El hantavirus es una enfermedad viral poco frecuente, pero de alta letalidad, que mantiene en alerta a las autoridades sanitarias por el aumento de casos registrados en el último año, especialmente en la provincia de Buenos Aires. La preocupación se centra no solo en la gravedad del cuadro clínico, sino también en la dificultad de detección temprana y en la alta mortalidad asociada a la enfermedad.
La transmisión del hantavirus se produce principalmente en ámbitos rurales o semi rurales, a partir del contacto con ambientes contaminados por roedores silvestres infectados, especialmente a través de la inhalación de partículas presentes en la orina, saliva o excrementos secos. Una vez contraída, la infección puede evolucionar hacia un síndrome pulmonar grave, que requiere atención médica inmediata.
Entre los síntomas más frecuentes se encuentran la fiebre alta, dolores musculares, cefalea, tos y dificultad respiratoria. En muchos casos, el cuadro puede confundirse inicialmente con una gripe fuerte, lo que retrasa la consulta y agrava el pronóstico.
Según datos oficiales, durante 2025 se confirmaron 77 casos de hantavirus a nivel nacional, con una tasa de mortalidad cercana al 30%, lo que equivale a 23 fallecimientos. En la provincia de Buenos Aires se registraron 32 casos, de los cuales 11 fueron fatales, un incremento significativo si se compara con los últimos tres años.

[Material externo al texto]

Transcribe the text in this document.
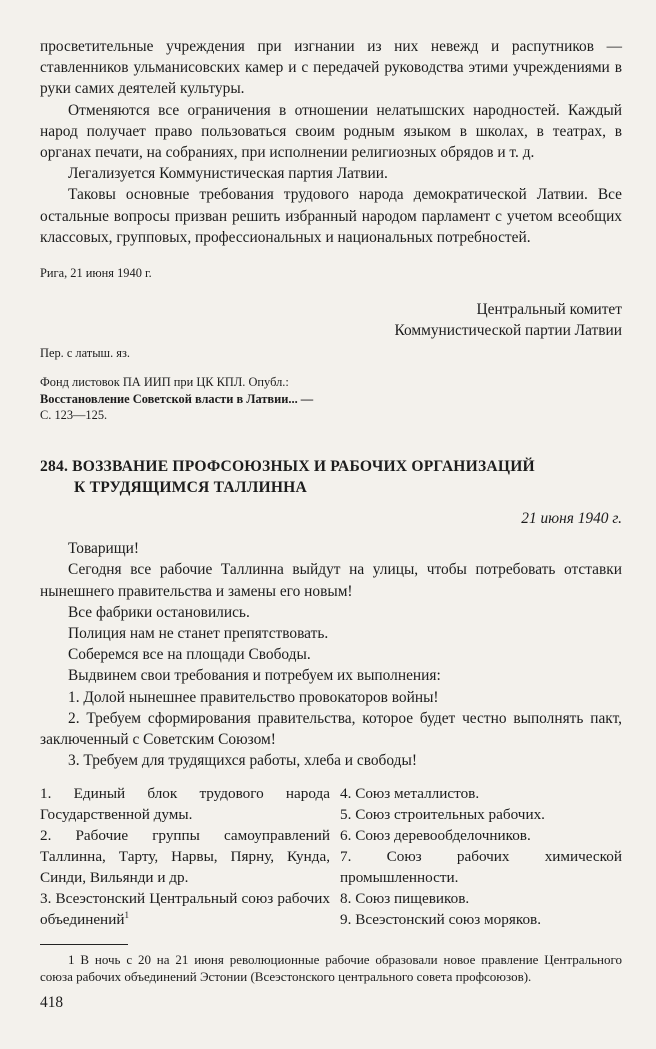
просветительные учреждения при изгнании из них невежд и распутников — ставленников ульманисовских камер и с передачей руководства этими учреждениями в руки самих деятелей культуры.

Отменяются все ограничения в отношении нелатышских народностей. Каждый народ получает право пользоваться своим родным языком в школах, в театрах, в органах печати, на собраниях, при исполнении религиозных обрядов и т. д.

Легализуется Коммунистическая партия Латвии.

Таковы основные требования трудового народа демократической Латвии. Все остальные вопросы призван решить избранный народом парламент с учетом всеобщих классовых, групповых, профессиональных и национальных потребностей.

Рига, 21 июня 1940 г.

Центральный комитет

Коммунистической партии Латвии

Пер. с латыш. яз.

Фонд листовок ПА ИИП при ЦК КПЛ. Опубл.:

Восстановление Советской власти в Латвии... —

С. 123—125.

284. ВОЗЗВАНИЕ ПРОФСОЮЗНЫХ И РАБОЧИХ ОРГАНИЗАЦИЙ
К ТРУДЯЩИМСЯ ТАЛЛИННА

21 июня 1940 г.

Товарищи!

Сегодня все рабочие Таллинна выйдут на улицы, чтобы потребовать отставки нынешнего правительства и замены его новым!

Все фабрики остановились.

Полиция нам не станет препятствовать.

Соберемся все на площади Свободы.

Выдвинем свои требования и потребуем их выполнения:

1. Долой нынешнее правительство провокаторов войны!

2. Требуем сформирования правительства, которое будет честно выполнять пакт, заключенный с Советским Союзом!

3. Требуем для трудящихся работы, хлеба и свободы!

1. Единый блок трудового народа Государственной думы.

2. Рабочие группы самоуправлений Таллинна, Тарту, Нарвы, Пярну, Кунда, Синди, Вильянди и др.

3. Всеэстонский Центральный союз рабочих объединений$^1$

4. Союз металлистов.

5. Союз строительных рабочих.

6. Союз деревообделочников.

7. Союз рабочих химической промышленности.

8. Союз пищевиков.

9. Всеэстонский союз моряков.

1 В ночь с 20 на 21 июня революционные рабочие образовали новое правление Центрального союза рабочих объединений Эстонии (Всеэстонского центрального совета профсоюзов).

418
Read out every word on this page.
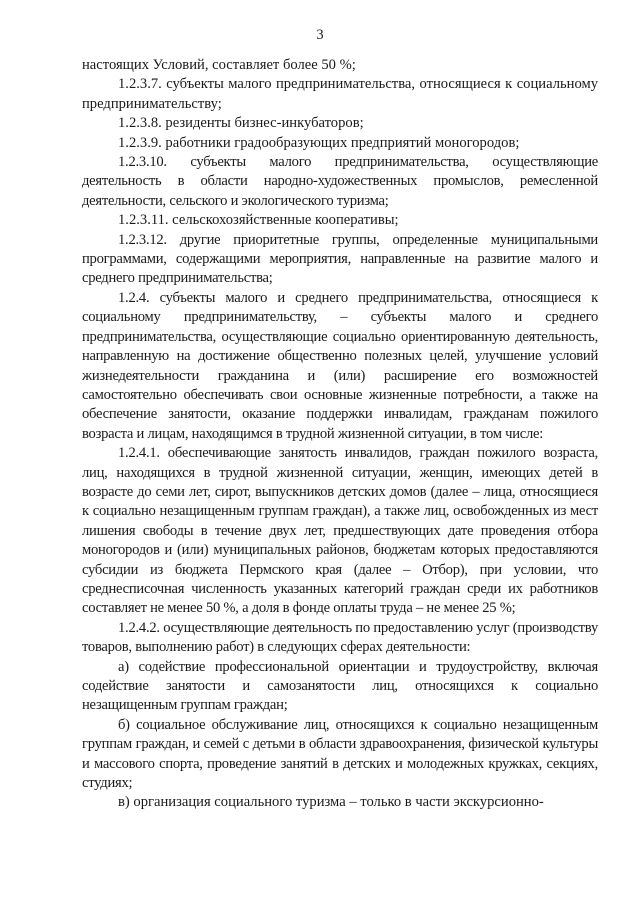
3

настоящих Условий, составляет более 50 %;

1.2.3.7. субъекты малого предпринимательства, относящиеся к социальному предпринимательству;

1.2.3.8. резиденты бизнес-инкубаторов;

1.2.3.9. работники градообразующих предприятий моногородов;

1.2.3.10. субъекты малого предпринимательства, осуществляющие деятельность в области народно-художественных промыслов, ремесленной деятельности, сельского и экологического туризма;

1.2.3.11. сельскохозяйственные кооперативы;

1.2.3.12. другие приоритетные группы, определенные муниципальными программами, содержащими мероприятия, направленные на развитие малого и среднего предпринимательства;

1.2.4. субъекты малого и среднего предпринимательства, относящиеся к социальному предпринимательству, – субъекты малого и среднего предпринимательства, осуществляющие социально ориентированную деятельность, направленную на достижение общественно полезных целей, улучшение условий жизнедеятельности гражданина и (или) расширение его возможностей самостоятельно обеспечивать свои основные жизненные потребности, а также на обеспечение занятости, оказание поддержки инвалидам, гражданам пожилого возраста и лицам, находящимся в трудной жизненной ситуации, в том числе:

1.2.4.1. обеспечивающие занятость инвалидов, граждан пожилого возраста, лиц, находящихся в трудной жизненной ситуации, женщин, имеющих детей в возрасте до семи лет, сирот, выпускников детских домов (далее – лица, относящиеся к социально незащищенным группам граждан), а также лиц, освобожденных из мест лишения свободы в течение двух лет, предшествующих дате проведения отбора моногородов и (или) муниципальных районов, бюджетам которых предоставляются субсидии из бюджета Пермского края (далее – Отбор), при условии, что среднесписочная численность указанных категорий граждан среди их работников составляет не менее 50 %, а доля в фонде оплаты труда – не менее 25 %;

1.2.4.2. осуществляющие деятельность по предоставлению услуг (производству товаров, выполнению работ) в следующих сферах деятельности:

а) содействие профессиональной ориентации и трудоустройству, включая содействие занятости и самозанятости лиц, относящихся к социально незащищенным группам граждан;

б) социальное обслуживание лиц, относящихся к социально незащищенным группам граждан, и семей с детьми в области здравоохранения, физической культуры и массового спорта, проведение занятий в детских и молодежных кружках, секциях, студиях;

в) организация социального туризма – только в части экскурсионно-
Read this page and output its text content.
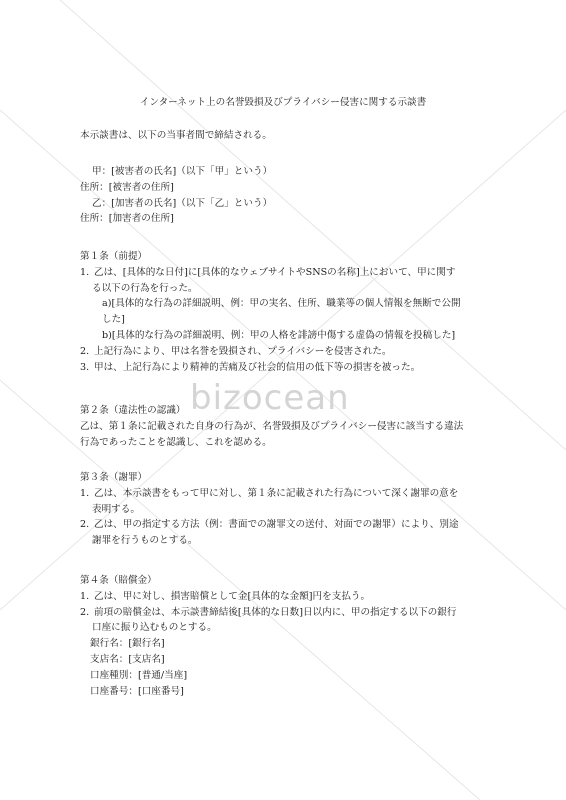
bizocean
インターネット上の名誉毀損及びプライバシー侵害に関する示談書
本示談書は、以下の当事者間で締結される。
甲：[被害者の氏名]（以下「甲」という）
住所：[被害者の住所]
乙：[加害者の氏名]（以下「乙」という）
住所：[加害者の住所]
第１条（前提）
1. 乙は、[具体的な日付]に[具体的なウェブサイトやSNSの名称]上において、甲に関す
る以下の行為を行った。
a)[具体的な行為の詳細説明、例：甲の実名、住所、職業等の個人情報を無断で公開
した]
b)[具体的な行為の詳細説明、例：甲の人格を誹謗中傷する虚偽の情報を投稿した]
2. 上記行為により、甲は名誉を毀損され、プライバシーを侵害された。
3. 甲は、上記行為により精神的苦痛及び社会的信用の低下等の損害を被った。
第２条（違法性の認識）
乙は、第１条に記載された自身の行為が、名誉毀損及びプライバシー侵害に該当する違法
行為であったことを認識し、これを認める。
第３条（謝罪）
1. 乙は、本示談書をもって甲に対し、第１条に記載された行為について深く謝罪の意を
表明する。
2. 乙は、甲の指定する方法（例：書面での謝罪文の送付、対面での謝罪）により、別途
謝罪を行うものとする。
第４条（賠償金）
1. 乙は、甲に対し、損害賠償として金[具体的な金額]円を支払う。
2. 前項の賠償金は、本示談書締結後[具体的な日数]日以内に、甲の指定する以下の銀行
口座に振り込むものとする。
銀行名：[銀行名]
支店名：[支店名]
口座種別：[普通/当座]
口座番号：[口座番号]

Este escenario encendió las alarmas en el sistema de salud y motivó el refuerzo de las estrategias de prevención y vigilancia.

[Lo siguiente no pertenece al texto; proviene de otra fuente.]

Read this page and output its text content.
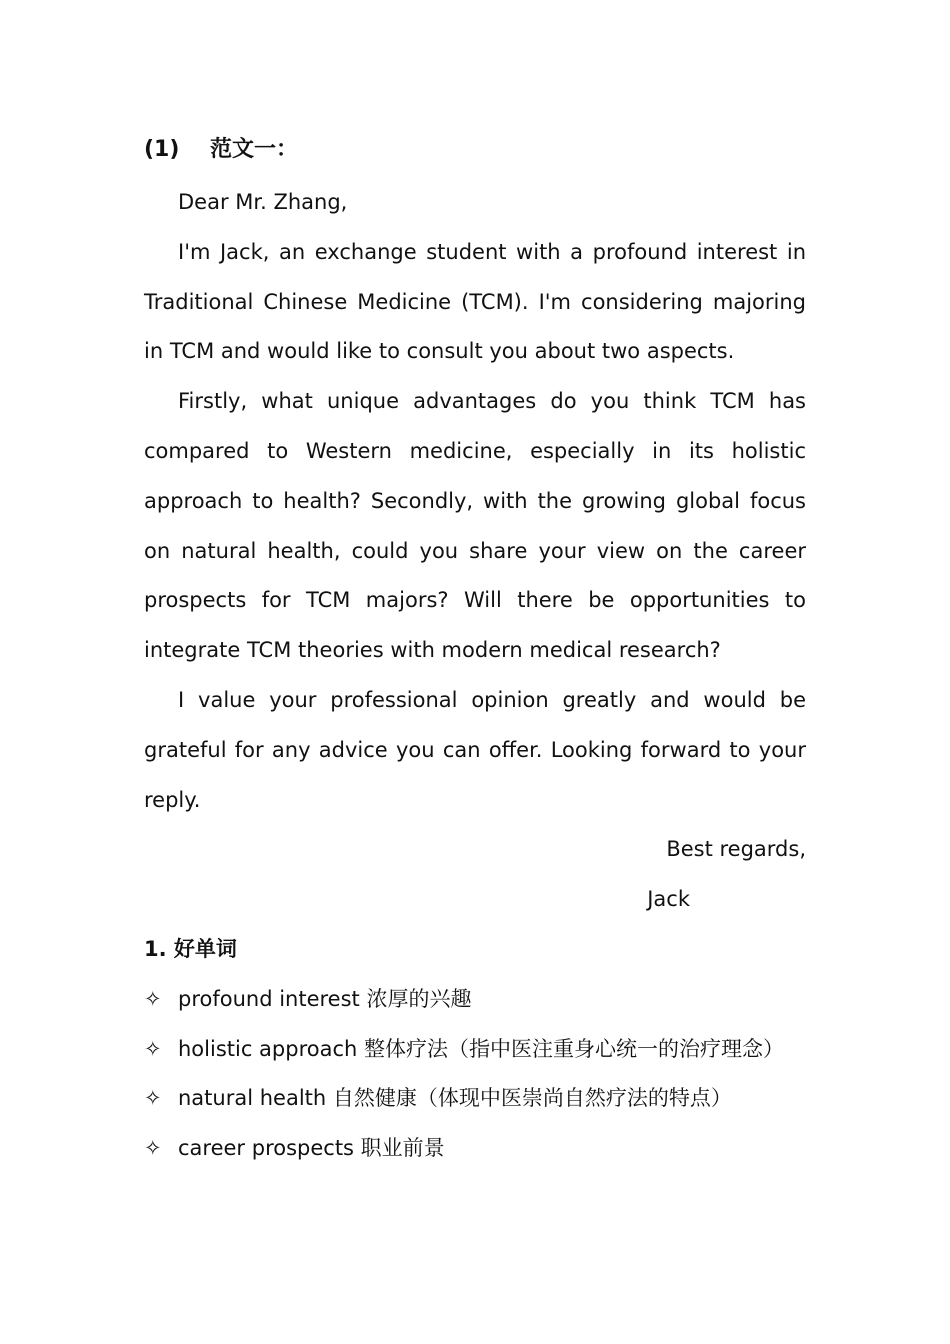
(1) 范文一：

Dear Mr. Zhang,

I'm Jack, an exchange student with a profound interest in Traditional Chinese Medicine (TCM). I'm considering majoring in TCM and would like to consult you about two aspects.

Firstly, what unique advantages do you think TCM has compared to Western medicine, especially in its holistic approach to health? Secondly, with the growing global focus on natural health, could you share your view on the career prospects for TCM majors? Will there be opportunities to integrate TCM theories with modern medical research?

I value your professional opinion greatly and would be grateful for any advice you can offer. Looking forward to your reply.

Best regards,

Jack

1. 好单词

✧ profound interest 浓厚的兴趣
✧ holistic approach 整体疗法（指中医注重身心统一的治疗理念）
✧ natural health 自然健康（体现中医崇尚自然疗法的特点）
✧ career prospects 职业前景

Recomendaciones y medidas de prevención
Desde los municipios y el Ministerio de Salud bonaerense insisten en la necesidad de extremar las medidas preventivas, sobre todo en zonas rurales y periurbanas. Entre las principales recomendaciones se destacan:
- Mantener limpios los espacios domiciliarios y peridomiciliarios.
- Evitar la acumulación de residuos, leña, chatarra o materiales que puedan servir de refugio para roedores.

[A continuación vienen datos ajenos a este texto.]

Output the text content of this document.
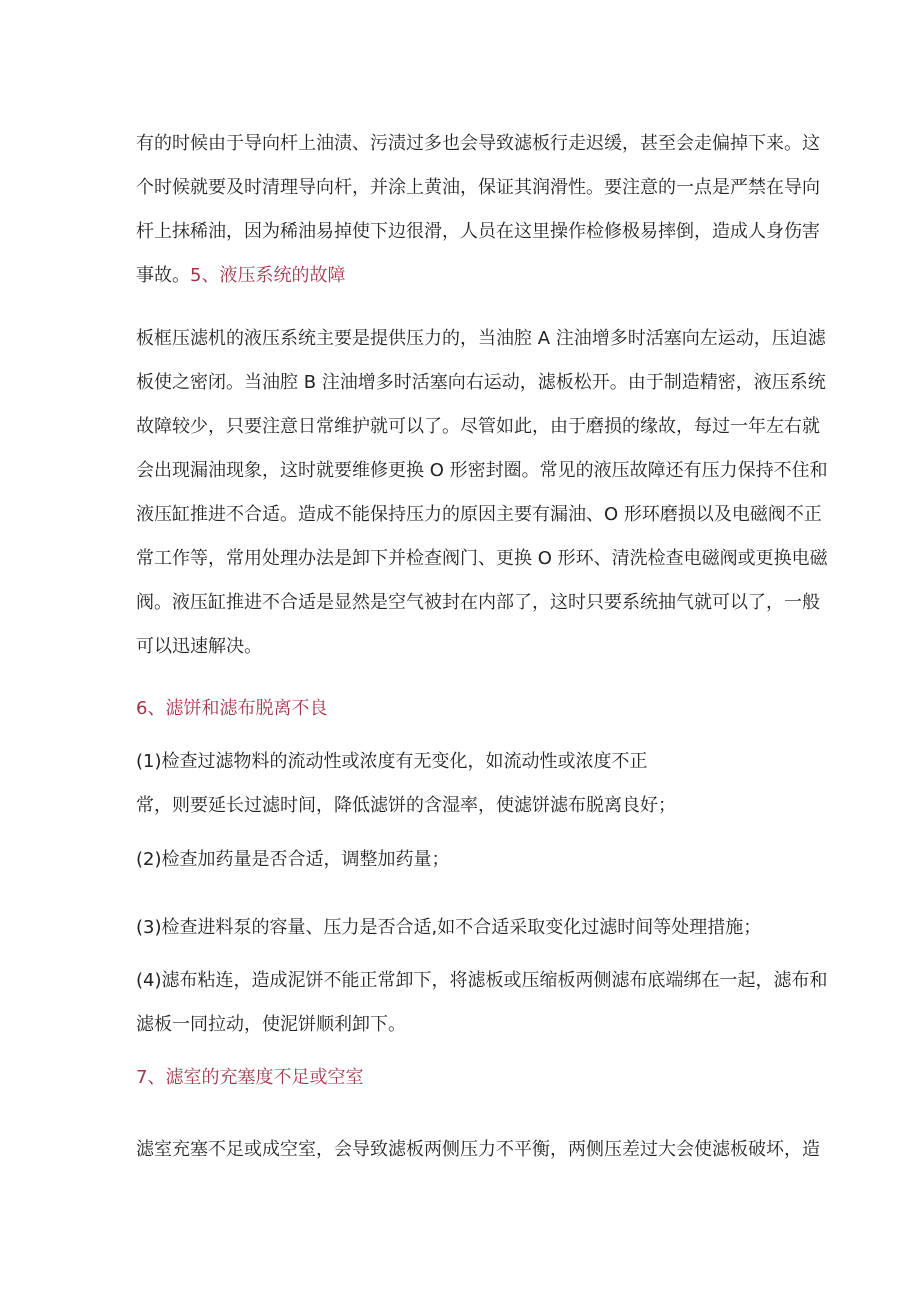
有的时候由于导向杆上油渍、污渍过多也会导致滤板行走迟缓，甚至会走偏掉下来。这
个时候就要及时清理导向杆，并涂上黄油，保证其润滑性。要注意的一点是严禁在导向
杆上抹稀油，因为稀油易掉使下边很滑，人员在这里操作检修极易摔倒，造成人身伤害
事故。5、液压系统的故障
板框压滤机的液压系统主要是提供压力的，当油腔 A 注油增多时活塞向左运动，压迫滤
板使之密闭。当油腔 B 注油增多时活塞向右运动，滤板松开。由于制造精密，液压系统
故障较少，只要注意日常维护就可以了。尽管如此，由于磨损的缘故，每过一年左右就
会出现漏油现象，这时就要维修更换 O 形密封圈。常见的液压故障还有压力保持不住和
液压缸推进不合适。造成不能保持压力的原因主要有漏油、O 形环磨损以及电磁阀不正
常工作等，常用处理办法是卸下并检查阀门、更换 O 形环、清洗检查电磁阀或更换电磁
阀。液压缸推进不合适是显然是空气被封在内部了，这时只要系统抽气就可以了，一般
可以迅速解决。
6、滤饼和滤布脱离不良
(1)检查过滤物料的流动性或浓度有无变化，如流动性或浓度不正
常，则要延长过滤时间，降低滤饼的含湿率，使滤饼滤布脱离良好；
(2)检查加药量是否合适，调整加药量；
(3)检查进料泵的容量、压力是否合适,如不合适采取变化过滤时间等处理措施；
(4)滤布粘连，造成泥饼不能正常卸下，将滤板或压缩板两侧滤布底端绑在一起，滤布和
滤板一同拉动，使泥饼顺利卸下。
7、滤室的充塞度不足或空室
滤室充塞不足或成空室，会导致滤板两侧压力不平衡，两侧压差过大会使滤板破坏，造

- Ventilar adecuadamente galpones, depósitos y viviendas cerradas antes de ingresar.
- Utilizar protección personal (guantes y barbijo) al limpiar espacios donde pudo haber presencia de roedores.
Las autoridades sanitarias remarcan que la información clara, la detección temprana de los síntomas y la consulta médica inmediata son claves para reducir el riesgo de contagio y evitar desenlaces fatales.
Vigilancia, prevención y una señal de alerta
El avance de los casos de hantavirus en distintos puntos de la provincia durante el inicio de 2026 volvió a poner en foco una enfermedad poco habitual, pero de consecuencias graves cuando no se detecta a tiempo. Si bien por el momento se descarta la existencia de un brote, la confirmación de cuatro muertes en pocas semanas refuerza la necesidad de sostener la vigilancia epidemiológica y profundizar las acciones preventivas.
Desde el sistema de salud bonaerense subrayan que la clave está en el trabajo territorial, el cuidado de los ambientes rurales y domiciliarios, y la articulación entre los distintos niveles del Estado. En ese marco, sostienen que la prevención y la concientización siguen siendo las herramientas más eficaces para reducir riesgos y evitar nuevas pérdidas.